RUSSEK: Ja, ich such das grad vom Juncker, weil das Herzchen, das find ich schon besonders süß. Was allgemein auffällt bei den Einträgen, ist, dass es eben verschieden genutzt wird. Zum Teil eine Unterschrift, manchmal Dankesworte, manchmal auch sehr inspirierende Worte.
LUKÁŠ: Aha. 18. März, haben wir das Herzerl gefunden.
RUSSEK: Genau, der Premierminister von Luxemburg hat sich mit Herzchen verewigt, was natürlich ein besonderes, glaube ich, Zeichen der Wertschätzung und der Sympathie für Österreich darstellt.
LUKÁŠ: Und ein deutscher Satz, den man vielleicht auch vorlesen kann.
RUSSEK: "Bin froh und dankbar, hier zu sein". Was auch ein besonderer Gästebucheintrag ist, das finde ich nämlich auch so vom chronologischen Ablauf, wie gesagt, es beginnt mit dem König von Schweden und auch die Silvia von Schweden hat sich eingetragen. Und dann gab es ja bekanntlich die Renovierung des Parlaments.
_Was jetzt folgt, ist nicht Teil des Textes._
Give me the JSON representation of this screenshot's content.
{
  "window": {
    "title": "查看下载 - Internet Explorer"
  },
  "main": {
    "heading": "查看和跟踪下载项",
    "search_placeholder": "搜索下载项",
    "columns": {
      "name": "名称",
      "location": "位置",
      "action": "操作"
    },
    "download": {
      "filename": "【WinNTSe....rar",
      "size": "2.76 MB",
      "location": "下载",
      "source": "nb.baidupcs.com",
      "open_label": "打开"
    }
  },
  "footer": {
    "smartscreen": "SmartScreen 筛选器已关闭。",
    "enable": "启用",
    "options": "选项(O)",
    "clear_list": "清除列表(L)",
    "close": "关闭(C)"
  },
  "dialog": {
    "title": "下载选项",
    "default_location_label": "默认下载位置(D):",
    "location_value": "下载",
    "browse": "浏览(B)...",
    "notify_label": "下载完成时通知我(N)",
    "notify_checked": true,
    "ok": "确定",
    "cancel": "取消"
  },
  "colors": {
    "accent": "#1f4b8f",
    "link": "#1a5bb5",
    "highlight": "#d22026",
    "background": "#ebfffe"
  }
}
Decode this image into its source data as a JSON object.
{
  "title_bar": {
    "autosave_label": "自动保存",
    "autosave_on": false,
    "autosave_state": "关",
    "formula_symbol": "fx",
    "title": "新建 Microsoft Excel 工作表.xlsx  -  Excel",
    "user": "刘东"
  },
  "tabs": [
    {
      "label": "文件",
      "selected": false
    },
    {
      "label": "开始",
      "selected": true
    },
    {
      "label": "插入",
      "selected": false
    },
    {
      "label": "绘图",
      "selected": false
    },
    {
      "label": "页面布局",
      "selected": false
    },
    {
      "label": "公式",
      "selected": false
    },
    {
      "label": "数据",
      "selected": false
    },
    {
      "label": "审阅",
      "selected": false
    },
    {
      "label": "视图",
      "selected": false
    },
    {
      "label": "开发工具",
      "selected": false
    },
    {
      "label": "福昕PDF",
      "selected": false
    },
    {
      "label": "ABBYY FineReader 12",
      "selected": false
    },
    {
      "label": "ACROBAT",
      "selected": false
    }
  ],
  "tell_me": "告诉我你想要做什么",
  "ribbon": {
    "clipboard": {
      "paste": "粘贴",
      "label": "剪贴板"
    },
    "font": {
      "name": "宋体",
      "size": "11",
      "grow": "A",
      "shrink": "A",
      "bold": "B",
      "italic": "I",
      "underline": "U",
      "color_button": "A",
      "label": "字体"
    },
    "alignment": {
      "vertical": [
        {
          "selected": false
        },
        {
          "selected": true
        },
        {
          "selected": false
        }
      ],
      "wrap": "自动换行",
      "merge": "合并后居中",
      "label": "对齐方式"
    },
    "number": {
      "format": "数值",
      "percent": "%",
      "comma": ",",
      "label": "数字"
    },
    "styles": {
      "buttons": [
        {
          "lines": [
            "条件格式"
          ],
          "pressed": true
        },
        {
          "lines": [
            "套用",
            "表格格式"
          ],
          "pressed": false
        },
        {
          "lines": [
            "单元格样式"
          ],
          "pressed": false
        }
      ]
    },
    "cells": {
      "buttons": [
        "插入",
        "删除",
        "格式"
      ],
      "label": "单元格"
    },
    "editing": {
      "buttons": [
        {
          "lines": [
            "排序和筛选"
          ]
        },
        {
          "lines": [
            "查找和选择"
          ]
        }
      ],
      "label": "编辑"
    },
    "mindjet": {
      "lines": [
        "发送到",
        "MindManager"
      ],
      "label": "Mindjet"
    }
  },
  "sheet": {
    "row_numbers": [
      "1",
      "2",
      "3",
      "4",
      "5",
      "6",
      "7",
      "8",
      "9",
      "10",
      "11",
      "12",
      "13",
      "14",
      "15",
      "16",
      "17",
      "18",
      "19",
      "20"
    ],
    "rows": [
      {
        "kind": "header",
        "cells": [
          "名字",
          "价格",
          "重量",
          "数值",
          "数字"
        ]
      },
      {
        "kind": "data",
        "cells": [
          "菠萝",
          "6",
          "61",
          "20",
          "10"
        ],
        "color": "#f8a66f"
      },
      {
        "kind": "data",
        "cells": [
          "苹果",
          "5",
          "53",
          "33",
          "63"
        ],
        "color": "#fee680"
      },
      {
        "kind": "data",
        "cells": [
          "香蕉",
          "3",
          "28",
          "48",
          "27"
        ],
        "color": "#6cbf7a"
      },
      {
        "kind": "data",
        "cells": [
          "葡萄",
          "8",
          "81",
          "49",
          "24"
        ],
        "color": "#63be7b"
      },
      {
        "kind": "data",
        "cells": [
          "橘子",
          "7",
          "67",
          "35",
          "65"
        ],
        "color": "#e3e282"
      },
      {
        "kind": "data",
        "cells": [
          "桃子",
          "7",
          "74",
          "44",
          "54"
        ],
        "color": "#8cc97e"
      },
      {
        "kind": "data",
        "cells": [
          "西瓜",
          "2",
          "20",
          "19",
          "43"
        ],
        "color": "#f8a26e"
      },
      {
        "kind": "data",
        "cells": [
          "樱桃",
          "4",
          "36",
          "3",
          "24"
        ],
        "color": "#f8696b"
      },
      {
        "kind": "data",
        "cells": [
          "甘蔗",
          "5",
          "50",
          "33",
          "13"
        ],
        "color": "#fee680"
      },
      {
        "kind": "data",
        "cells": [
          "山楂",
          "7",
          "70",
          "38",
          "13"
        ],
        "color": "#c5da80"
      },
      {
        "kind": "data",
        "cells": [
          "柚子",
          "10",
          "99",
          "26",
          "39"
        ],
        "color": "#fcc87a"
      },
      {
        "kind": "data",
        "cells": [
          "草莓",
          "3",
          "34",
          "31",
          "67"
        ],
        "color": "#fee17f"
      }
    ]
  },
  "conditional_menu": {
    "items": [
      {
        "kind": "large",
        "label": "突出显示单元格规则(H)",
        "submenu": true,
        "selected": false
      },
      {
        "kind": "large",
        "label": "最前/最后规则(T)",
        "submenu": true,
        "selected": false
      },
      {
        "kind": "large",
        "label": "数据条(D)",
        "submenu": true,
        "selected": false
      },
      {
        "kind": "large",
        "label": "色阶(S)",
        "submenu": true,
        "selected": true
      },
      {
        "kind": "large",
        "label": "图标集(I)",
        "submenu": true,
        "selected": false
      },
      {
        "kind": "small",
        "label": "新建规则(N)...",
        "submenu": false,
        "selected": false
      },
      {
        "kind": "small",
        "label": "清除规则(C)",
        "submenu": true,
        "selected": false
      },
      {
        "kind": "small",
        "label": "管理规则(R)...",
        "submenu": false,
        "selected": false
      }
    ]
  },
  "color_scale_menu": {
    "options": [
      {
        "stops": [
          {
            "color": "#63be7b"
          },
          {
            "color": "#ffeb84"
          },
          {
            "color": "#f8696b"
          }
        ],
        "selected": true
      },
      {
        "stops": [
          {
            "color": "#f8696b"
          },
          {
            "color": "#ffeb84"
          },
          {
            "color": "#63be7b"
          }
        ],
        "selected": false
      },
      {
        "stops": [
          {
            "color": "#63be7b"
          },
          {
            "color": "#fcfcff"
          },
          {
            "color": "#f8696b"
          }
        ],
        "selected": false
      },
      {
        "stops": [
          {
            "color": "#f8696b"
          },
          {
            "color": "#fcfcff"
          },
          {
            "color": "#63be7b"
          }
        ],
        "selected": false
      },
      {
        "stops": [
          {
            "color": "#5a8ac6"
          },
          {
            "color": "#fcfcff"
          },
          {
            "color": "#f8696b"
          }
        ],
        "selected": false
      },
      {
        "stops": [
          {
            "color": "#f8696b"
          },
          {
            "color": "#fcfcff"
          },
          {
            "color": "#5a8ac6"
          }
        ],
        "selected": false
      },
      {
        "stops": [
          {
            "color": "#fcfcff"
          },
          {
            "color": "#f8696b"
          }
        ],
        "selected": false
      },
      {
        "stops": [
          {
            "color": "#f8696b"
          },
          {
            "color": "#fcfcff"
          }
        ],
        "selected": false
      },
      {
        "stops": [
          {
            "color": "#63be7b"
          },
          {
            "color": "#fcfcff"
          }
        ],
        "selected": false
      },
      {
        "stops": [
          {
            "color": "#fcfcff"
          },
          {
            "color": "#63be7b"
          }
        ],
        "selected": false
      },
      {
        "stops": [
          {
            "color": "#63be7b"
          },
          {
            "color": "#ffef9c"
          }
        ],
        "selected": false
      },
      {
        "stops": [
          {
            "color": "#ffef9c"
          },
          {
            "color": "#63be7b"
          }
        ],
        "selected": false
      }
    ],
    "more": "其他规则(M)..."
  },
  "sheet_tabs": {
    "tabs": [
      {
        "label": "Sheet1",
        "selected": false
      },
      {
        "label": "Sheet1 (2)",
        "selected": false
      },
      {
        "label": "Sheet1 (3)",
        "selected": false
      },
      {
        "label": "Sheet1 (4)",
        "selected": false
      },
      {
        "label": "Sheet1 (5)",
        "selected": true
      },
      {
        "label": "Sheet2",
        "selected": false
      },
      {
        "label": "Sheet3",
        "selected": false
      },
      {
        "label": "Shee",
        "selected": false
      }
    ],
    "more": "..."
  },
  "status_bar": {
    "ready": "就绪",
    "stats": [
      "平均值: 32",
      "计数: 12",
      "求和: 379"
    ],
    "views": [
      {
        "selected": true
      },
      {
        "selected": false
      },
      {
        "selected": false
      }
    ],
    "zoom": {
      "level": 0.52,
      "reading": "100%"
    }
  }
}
Und der erste Gästebucheintrag, der dann wieder hier im Haus stattgefunden hat, war tatsächlich zu Zeiten des Umbaus noch, der schon in den Finishing Touches war, aber noch nicht abgeschlossen. Und da haben sich wieder zwei Majestäten eingetragen und das war der Willem-Alexander und die Máxima von den Niederlanden. Da kann ich sagen, aus Protokollsicht, dass es immer sehr schön ist, egal, wen man trifft – Eminenzen, Majestäten, Friedensnobelpreisträger: Es ist irgendwie immer sehr erfrischend, dass es einfach am Ende des Tages alles Menschen sind und sehr down to earth. Ich glaube, da fragen sich viele Leute, wie sind denn die so drauf, aber ich muss sagen, die Gäste von uns sind eigentlich immer sehr charmant und nett.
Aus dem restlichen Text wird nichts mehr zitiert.